I am certainly an advocate of safe sex, consensual sex, sex that involves open and honest communication—sex that is fun for both parties, and I just can’t understand why sex is hated on so much. Against the gay community, but even more so within the straight community. Well, not all of the straight community, mostly just for straight women.  When straight men have sex for the first time they are “Becoming a Man” and if they have large quantities of sex they are studs. For women, virginity and sexual purity are held to a completely ridiculous and unsafe standard.  Often girls are taught that their “virginity” or their “purity” are such an important part of who they are that losing that cherry means you are used goods. No longer “worthy” of your future husband—because somehow virginity is tied to a woman’s inherent worth (not a man’s mind you). The recent Harvard Rethinking Virginity conference took a new look at some of these ideas about demonizing sex. Feministing had some interesting commentary on myths about women and sex, including about how queer sex really is sex (even if it doesn’t include vaginal intercourse), and how slut-shaming is really just veiled sexism.

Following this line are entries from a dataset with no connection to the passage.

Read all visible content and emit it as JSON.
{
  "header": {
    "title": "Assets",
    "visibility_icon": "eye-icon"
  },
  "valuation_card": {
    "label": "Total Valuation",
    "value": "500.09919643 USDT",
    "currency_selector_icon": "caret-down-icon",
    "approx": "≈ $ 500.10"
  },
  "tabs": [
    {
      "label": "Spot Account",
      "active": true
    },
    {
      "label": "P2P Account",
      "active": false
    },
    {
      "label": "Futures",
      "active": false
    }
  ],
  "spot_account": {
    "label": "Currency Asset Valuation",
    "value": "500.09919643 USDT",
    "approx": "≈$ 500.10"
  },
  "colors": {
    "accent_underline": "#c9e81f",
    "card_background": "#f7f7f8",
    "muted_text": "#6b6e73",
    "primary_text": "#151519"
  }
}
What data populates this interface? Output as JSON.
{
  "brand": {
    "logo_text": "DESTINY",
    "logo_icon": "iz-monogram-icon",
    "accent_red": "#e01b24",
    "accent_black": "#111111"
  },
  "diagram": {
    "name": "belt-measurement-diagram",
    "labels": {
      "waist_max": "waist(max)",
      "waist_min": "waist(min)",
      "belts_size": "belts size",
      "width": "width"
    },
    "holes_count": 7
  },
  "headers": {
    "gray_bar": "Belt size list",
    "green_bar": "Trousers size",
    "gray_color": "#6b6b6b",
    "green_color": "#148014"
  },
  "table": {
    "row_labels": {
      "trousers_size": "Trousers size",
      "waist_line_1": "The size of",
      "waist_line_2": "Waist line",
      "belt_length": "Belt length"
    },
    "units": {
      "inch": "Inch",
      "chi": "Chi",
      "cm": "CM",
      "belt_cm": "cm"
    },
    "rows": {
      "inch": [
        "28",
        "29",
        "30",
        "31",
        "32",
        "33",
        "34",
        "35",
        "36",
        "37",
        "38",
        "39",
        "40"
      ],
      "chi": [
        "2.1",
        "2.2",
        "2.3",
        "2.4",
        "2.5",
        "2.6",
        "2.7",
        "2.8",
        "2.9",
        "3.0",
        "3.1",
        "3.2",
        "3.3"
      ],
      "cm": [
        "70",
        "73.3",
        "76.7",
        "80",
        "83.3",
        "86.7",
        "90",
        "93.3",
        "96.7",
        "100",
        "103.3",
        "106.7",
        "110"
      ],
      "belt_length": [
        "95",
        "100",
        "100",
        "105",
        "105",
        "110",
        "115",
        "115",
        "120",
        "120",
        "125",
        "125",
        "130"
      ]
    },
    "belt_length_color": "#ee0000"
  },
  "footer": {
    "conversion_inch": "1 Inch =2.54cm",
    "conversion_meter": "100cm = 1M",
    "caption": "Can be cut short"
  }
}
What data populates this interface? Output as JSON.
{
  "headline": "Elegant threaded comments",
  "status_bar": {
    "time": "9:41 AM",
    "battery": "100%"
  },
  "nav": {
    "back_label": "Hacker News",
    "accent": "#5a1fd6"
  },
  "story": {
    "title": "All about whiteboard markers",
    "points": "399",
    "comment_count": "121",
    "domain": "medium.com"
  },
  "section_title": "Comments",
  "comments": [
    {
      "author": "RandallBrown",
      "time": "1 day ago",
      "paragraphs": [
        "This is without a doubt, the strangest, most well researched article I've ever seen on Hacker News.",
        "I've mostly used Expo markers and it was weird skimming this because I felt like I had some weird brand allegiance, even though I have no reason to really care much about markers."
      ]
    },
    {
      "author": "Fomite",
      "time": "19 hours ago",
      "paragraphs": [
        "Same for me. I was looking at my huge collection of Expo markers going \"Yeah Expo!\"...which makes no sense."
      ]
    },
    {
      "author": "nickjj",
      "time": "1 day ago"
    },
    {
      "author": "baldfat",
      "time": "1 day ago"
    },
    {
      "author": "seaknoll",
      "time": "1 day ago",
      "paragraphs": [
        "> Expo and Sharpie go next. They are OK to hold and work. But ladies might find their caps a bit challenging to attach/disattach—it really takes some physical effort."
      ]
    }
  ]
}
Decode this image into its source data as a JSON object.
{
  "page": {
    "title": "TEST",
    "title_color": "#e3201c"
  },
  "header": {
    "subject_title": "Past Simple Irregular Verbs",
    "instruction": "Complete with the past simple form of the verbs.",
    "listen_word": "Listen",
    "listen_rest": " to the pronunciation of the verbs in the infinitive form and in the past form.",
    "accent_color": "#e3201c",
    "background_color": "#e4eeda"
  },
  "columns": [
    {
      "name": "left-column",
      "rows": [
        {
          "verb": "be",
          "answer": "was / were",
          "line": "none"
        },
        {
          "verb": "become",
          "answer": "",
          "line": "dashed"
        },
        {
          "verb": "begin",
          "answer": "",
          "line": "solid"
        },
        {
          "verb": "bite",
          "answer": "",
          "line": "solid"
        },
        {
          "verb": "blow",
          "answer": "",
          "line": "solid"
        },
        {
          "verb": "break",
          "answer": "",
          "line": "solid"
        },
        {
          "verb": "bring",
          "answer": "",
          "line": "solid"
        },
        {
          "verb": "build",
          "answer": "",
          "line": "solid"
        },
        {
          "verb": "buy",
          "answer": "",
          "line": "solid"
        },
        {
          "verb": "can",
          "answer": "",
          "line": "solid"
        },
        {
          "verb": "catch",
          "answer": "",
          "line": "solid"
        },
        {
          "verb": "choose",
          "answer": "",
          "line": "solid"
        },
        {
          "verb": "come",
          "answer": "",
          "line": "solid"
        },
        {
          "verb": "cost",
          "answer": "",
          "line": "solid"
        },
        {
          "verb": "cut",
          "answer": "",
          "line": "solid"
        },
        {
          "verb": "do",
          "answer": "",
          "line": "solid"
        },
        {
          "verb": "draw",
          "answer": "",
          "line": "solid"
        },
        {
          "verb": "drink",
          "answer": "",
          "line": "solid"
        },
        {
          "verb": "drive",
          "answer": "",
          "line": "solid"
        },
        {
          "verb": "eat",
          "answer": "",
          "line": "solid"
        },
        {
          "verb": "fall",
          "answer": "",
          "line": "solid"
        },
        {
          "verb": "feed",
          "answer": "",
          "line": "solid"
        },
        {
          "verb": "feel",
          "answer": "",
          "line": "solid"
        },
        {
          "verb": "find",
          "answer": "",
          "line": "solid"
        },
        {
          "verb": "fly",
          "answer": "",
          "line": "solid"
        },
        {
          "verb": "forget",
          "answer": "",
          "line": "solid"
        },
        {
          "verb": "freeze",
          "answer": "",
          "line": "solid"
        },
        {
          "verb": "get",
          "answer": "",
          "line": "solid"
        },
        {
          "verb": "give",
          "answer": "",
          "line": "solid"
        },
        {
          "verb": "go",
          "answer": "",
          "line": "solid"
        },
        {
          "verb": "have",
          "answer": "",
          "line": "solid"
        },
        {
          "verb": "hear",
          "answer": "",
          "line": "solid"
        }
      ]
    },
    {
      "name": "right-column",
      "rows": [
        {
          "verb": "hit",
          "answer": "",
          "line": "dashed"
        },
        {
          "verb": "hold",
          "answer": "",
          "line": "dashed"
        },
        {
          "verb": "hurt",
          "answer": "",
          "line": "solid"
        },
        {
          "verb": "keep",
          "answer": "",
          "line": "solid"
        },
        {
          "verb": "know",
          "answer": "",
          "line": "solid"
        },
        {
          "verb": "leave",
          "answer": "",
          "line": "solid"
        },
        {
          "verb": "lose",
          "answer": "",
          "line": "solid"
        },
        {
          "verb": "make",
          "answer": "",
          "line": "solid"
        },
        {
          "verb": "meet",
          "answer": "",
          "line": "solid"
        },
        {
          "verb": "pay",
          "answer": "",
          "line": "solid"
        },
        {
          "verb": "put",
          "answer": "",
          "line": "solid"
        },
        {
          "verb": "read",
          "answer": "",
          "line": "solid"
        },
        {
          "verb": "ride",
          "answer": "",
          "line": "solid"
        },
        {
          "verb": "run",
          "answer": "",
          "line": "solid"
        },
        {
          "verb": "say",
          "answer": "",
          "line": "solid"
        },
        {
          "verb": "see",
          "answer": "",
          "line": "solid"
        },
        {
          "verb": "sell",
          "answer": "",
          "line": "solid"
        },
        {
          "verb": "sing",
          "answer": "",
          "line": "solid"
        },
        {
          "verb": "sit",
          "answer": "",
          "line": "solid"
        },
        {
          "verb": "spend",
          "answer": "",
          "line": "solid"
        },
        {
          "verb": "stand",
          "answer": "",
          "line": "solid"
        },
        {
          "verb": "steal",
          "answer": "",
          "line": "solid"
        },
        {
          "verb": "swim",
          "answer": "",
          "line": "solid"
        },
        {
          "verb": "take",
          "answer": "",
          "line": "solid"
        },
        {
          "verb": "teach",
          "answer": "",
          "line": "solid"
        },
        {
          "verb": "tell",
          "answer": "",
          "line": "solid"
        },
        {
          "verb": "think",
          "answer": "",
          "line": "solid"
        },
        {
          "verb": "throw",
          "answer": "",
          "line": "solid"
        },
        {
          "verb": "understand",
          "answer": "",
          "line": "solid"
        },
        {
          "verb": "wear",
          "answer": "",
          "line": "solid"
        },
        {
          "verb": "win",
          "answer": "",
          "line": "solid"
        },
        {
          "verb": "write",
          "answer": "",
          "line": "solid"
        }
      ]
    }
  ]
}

In the gay community our sex is mistreated and mislabeled but at least we avoid the “no sex before marriage” hullabaloo, because people don’t always consider what we do to be “sex” AND because most of us aren’t allowed to get married. Having sex, if you are gay or straight, is not a sin, a “bad thing,” or a path to self destruction.  Having unsafe sex or having sex without being emotionally prepared for the experience and consequences, however, is dangerous.

Let’s stop shaming people who enjoy safe sex. Let’s make time in our schedules to have more safe sex. Let’s allow all people to define their consensual sexual experiences however they’d like.

And, in the end, long live (safe and consensual) sex.